THE DIVERSITY OF EVERYDAY EXPERIENCES OF FAMILIES AND CHILDREN WITH DIGITAL TECHNOLOGIES

INES VITORINO SAMPAIO1, DINUSHA BANDARA2, LUCI PANGRAZIO3, LIDIA MARÔPO4, ANA JORGE5, ANDRA SIIBAK6, TAMA LEAVER7

1Federal University of Ceará, Deakin University; 2Deakin University; 3Deakin University; 4Instituto Politécnico de Setúbal and CICS.NOVA; 5Lusófona University and CICANT; 6University of Tartu; 7Curtin University

This panel examines how parents and carers make decisions about the access and use of digital technologies by their young children. With many family practices now mediatized, it explores the conditions under which family members (re)negotiate their understandings about their children’s relationship with technology and the tensions that emerge.

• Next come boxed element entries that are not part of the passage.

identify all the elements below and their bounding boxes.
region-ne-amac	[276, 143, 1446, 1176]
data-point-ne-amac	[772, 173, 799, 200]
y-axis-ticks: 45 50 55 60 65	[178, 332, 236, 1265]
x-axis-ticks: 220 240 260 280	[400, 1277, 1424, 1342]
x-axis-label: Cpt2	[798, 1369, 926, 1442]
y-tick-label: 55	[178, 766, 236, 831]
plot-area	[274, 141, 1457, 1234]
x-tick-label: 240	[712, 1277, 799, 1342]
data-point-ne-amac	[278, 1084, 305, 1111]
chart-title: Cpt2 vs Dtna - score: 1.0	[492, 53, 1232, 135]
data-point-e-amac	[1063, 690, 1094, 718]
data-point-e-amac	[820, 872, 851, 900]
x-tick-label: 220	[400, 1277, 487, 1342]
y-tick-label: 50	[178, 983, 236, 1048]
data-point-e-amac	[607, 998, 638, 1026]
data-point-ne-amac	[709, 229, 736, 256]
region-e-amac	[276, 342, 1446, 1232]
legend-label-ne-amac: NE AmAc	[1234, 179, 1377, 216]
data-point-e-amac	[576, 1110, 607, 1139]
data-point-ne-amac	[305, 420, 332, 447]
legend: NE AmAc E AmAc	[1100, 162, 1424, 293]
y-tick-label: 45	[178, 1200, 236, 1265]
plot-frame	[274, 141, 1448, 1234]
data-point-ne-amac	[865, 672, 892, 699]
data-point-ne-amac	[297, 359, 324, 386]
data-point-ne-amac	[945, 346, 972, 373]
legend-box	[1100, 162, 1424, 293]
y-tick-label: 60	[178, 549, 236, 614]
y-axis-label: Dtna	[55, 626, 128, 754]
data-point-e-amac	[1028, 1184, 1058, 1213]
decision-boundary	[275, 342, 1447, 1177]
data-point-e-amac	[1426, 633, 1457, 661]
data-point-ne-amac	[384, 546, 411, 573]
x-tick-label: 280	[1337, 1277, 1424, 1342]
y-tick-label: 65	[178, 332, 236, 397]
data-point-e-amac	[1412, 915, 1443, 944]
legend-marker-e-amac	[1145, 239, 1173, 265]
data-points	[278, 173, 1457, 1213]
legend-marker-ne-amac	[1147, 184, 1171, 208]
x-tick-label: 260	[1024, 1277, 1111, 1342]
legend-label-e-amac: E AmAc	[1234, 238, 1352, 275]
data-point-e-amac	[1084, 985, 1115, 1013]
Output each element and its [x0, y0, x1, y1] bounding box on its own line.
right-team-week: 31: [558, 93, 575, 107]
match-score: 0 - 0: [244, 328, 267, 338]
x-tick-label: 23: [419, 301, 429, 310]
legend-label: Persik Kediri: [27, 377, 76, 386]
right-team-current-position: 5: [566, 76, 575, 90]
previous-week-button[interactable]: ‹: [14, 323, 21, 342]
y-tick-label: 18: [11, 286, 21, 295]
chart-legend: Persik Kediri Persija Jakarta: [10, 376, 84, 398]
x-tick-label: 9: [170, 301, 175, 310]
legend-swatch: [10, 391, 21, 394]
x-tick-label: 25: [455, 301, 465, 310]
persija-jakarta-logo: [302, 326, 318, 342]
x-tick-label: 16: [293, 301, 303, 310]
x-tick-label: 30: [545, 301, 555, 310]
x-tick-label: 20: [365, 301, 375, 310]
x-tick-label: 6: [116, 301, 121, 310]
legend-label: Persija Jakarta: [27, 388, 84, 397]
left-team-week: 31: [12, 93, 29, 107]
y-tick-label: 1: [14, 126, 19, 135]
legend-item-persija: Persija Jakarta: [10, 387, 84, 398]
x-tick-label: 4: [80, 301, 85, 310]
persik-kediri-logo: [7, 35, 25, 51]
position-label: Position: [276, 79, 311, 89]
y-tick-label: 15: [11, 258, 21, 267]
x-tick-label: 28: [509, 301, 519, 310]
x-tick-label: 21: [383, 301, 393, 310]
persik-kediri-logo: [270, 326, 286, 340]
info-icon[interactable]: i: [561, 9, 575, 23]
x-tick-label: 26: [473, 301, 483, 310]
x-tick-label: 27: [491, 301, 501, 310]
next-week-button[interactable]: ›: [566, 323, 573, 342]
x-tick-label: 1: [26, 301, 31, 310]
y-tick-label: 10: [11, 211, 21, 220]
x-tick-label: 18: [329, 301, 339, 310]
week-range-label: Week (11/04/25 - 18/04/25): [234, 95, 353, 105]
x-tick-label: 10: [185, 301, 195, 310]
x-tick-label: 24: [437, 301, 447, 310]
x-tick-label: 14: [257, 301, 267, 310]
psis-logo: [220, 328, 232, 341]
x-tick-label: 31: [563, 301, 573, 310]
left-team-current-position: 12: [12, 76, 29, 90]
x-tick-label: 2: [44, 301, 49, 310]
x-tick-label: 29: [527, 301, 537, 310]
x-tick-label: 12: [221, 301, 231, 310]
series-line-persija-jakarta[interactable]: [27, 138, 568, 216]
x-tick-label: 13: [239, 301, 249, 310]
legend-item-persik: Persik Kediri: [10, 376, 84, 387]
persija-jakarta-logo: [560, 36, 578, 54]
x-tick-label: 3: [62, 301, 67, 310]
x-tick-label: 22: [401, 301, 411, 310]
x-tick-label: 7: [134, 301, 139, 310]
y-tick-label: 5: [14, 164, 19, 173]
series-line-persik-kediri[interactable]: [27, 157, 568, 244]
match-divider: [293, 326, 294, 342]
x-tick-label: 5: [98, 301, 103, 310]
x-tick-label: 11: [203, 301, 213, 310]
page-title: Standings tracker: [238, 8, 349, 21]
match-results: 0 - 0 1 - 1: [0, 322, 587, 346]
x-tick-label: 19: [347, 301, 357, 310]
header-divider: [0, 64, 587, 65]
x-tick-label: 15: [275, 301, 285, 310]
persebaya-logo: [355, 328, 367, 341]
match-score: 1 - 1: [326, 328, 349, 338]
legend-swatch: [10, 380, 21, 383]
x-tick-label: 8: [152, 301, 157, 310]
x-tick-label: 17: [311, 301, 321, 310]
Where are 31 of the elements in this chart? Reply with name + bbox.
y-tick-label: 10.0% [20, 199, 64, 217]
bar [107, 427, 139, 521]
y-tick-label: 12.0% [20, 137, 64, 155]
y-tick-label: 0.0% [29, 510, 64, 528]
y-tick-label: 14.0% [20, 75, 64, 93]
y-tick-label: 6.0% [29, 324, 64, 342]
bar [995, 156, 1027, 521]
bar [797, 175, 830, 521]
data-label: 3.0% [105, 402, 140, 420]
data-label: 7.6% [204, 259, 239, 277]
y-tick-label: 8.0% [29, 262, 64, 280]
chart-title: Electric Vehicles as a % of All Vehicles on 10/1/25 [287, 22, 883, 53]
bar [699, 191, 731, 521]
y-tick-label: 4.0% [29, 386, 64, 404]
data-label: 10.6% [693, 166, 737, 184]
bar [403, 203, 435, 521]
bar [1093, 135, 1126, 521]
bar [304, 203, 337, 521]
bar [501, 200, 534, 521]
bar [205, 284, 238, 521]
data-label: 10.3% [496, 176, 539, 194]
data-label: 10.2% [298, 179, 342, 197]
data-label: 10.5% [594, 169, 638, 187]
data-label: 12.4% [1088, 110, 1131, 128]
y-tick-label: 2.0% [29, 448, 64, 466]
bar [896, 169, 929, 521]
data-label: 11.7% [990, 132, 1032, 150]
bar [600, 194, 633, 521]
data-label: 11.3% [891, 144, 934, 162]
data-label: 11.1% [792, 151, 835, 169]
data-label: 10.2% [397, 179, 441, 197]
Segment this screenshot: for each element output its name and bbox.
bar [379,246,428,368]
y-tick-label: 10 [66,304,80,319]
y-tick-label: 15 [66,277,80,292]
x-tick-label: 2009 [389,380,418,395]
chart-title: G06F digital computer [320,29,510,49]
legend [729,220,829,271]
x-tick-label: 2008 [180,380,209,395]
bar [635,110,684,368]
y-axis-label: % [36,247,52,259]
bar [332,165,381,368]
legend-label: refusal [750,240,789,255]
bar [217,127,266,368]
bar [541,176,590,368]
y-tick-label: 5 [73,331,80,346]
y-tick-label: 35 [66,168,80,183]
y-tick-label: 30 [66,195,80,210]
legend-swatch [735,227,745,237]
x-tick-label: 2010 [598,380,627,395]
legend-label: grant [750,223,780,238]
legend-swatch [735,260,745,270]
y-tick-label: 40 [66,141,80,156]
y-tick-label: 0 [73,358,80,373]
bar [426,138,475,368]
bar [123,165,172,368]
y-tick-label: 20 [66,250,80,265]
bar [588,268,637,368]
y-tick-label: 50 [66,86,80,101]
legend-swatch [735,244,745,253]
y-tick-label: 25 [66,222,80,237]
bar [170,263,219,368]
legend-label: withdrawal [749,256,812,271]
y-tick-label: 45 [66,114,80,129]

The panel combines five papers which focus on the diversity of daily digital experiences of families and children in Australia, Brazil, Portugal and Estonia. The papers use diverse theoretical and methodological approaches such as: the technological, legal and economic analysis of apps, participant observation, thematic analysis of interviews, and multimodal content analysis. They draw on case studies, critical data studies and migration studies to unpack the diverse and divergent practices and understandings families have of digital technologies worldwide. The papers are titled: ‘Parental Approaches to Children’s Access and Use of Technologies: A Case Study of an Indigenous Community in Brazil’; ‘How Melbourne- Based Sri Lankan Australian Families Use Digital Technology in Everyday Family Routines’; ‘Australian Families in the EdTech Data Assemblage: The Case of Storypark; ‘The Playbour of Children of Influencer Moms in Brazil and Portugal’ and ‘Plataforms as the Materialitis of Care: Experiences and Practices of Three-Generational Families from Estonia’. Together, the papers identify crucial challenges for parents to protect and promote the rights of their children in this complex and evolving digital environment. Some of these challenges are common to all papers, but others are substantially different, particularly when contrasting case studies in the Global North and Global South.